話し合っている僕たちを見つけ、すぐに怪訝そうな顔をして、机の近くまで駆け寄る。
ドアは僕の後ろ斜め左の方向にあったので、ちょうど僕の左側に、スイが走ってきた形だ。少しでも動いたら、身体が触れてしまいそうな距離にいる。
「──ッ!?」
(なんっ、でっ、入ってきてるの!?顔が、普通より熱くっ……さっきの話のせいっ!?ほんとに僕、スイのこと好き、なの?)

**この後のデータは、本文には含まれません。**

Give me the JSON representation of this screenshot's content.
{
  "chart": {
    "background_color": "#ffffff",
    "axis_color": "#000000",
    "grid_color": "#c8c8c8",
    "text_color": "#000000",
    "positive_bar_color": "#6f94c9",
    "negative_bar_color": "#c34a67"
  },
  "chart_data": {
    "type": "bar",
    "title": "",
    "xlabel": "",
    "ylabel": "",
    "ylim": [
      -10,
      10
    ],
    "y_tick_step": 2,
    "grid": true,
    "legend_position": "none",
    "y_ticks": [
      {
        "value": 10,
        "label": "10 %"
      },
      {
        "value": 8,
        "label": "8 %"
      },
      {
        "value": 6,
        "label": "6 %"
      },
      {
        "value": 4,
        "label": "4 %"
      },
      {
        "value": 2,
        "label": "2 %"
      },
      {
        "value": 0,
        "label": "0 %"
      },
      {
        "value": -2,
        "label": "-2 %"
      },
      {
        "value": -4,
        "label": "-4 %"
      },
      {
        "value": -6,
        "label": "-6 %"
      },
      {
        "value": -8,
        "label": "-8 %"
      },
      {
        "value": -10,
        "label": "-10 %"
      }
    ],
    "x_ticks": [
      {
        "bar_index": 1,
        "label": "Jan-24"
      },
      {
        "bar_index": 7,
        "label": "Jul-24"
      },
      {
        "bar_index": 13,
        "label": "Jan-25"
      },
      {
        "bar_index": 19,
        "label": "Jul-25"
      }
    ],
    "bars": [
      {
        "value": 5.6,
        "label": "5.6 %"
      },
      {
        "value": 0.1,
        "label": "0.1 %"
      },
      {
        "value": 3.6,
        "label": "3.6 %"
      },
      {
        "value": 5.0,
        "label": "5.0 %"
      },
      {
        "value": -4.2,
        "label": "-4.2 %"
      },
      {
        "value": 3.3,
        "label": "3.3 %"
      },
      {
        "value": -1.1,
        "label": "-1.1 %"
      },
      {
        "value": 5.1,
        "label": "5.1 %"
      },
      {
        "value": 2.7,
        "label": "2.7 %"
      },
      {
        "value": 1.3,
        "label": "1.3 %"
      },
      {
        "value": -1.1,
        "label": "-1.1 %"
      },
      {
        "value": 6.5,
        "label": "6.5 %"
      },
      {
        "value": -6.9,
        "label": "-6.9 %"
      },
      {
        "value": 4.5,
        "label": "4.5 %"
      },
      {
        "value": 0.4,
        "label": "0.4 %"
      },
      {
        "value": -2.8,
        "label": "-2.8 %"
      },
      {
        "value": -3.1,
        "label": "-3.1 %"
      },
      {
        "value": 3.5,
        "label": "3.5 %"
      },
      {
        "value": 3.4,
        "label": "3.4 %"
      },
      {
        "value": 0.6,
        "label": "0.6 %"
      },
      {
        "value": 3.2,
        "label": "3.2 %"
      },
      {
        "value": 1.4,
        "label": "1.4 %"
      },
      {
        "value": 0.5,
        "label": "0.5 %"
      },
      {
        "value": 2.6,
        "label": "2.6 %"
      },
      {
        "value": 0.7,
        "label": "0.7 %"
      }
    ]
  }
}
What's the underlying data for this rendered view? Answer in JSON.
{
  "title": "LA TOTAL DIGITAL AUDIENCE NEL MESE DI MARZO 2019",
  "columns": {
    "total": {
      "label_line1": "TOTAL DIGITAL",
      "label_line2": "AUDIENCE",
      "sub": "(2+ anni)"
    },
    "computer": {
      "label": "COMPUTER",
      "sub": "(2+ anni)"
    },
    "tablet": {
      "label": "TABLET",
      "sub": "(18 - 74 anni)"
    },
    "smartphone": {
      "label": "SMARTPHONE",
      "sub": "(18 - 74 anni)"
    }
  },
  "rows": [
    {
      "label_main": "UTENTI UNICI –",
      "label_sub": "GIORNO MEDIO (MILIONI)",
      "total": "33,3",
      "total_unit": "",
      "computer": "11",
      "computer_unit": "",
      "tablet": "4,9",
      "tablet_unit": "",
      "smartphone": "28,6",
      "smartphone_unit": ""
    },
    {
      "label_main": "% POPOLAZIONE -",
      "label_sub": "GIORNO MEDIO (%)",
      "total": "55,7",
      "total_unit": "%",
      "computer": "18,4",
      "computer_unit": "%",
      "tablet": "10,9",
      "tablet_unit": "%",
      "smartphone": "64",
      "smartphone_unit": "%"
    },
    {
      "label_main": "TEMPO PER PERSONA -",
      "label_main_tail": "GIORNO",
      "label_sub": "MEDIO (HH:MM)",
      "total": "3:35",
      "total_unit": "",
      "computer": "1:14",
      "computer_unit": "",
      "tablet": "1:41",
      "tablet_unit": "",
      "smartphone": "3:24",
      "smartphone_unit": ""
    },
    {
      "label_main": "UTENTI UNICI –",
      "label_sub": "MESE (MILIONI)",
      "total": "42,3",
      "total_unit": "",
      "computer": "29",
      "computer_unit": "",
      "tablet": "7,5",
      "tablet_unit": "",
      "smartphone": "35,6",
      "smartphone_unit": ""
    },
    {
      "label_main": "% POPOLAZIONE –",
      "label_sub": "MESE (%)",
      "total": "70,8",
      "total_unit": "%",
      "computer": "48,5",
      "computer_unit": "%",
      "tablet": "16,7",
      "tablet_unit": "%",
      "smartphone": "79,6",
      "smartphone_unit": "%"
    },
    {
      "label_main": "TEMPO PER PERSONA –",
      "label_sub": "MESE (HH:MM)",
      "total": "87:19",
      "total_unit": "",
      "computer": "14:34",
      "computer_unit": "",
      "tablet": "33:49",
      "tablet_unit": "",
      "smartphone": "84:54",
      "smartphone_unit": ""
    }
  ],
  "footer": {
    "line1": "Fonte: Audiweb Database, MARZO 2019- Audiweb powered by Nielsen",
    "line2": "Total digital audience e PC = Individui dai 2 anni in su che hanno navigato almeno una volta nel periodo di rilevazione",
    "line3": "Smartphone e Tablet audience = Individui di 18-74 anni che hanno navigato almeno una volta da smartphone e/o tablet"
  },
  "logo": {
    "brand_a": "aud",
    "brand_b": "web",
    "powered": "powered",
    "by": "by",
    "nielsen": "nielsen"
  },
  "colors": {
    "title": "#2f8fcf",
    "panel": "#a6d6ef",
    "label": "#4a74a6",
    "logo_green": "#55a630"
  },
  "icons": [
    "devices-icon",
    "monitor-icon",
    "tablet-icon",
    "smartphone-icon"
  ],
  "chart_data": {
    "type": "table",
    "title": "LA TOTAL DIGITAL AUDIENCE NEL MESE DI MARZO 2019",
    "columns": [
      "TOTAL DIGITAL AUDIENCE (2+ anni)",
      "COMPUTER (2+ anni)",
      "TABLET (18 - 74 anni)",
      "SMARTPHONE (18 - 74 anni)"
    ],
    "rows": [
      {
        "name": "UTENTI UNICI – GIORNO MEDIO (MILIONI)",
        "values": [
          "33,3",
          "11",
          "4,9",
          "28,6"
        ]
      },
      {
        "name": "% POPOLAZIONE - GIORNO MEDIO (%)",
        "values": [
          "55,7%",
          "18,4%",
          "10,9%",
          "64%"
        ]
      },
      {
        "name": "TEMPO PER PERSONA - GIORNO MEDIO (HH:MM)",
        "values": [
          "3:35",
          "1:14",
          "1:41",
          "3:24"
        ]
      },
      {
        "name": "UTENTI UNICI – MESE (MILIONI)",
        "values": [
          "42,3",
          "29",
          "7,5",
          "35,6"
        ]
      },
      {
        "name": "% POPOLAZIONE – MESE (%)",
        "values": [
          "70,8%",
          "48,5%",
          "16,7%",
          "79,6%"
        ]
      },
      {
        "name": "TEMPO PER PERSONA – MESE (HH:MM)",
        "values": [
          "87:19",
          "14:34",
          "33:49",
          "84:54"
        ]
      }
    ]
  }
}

僕は、一瞬ドアの方を向いた頭を勢いよく右に振って戻す。同時に左手で徐々に熱くなってくる顔を隠すと、スイが僕の胸あたりに手を回して叫んだ。
「──ッ!?」
「お母様!?カイルに何かしたっ!?」
「っ!んふっ、ふっ。ケホッ、ケホケホ」
(こ、れはっ!?ヤバっ!?)
僕の顔が、さっきの倍以上赤くなったのに驚いたのか、スイが僕の両肩をつかんで思いっきり揺らす。
「カイル!?お母様になにかされたっ!?」
(っ!!スイの顔、見れ、ないっ!)
「な、にもっ!されて、ない、からっ!!」
「っ!?ねぇカイル!?大丈夫っ!?」
僕が絞り出すようにして声を出すと、スイがもっと強く揺らしてきた。スイが伸ばした手を戻すたび、顔が近づく。
(ちょっ、もう無理っ!!あの女王余計なことしてっ!)
「ふぇっ!?倒れっ!?…………熱ッ!?」
倒れかけた僕を抱きかかえるスイ。美少女の顔が目の前に見えた瞬間、微かに残っていた僕の意識が飛んだ。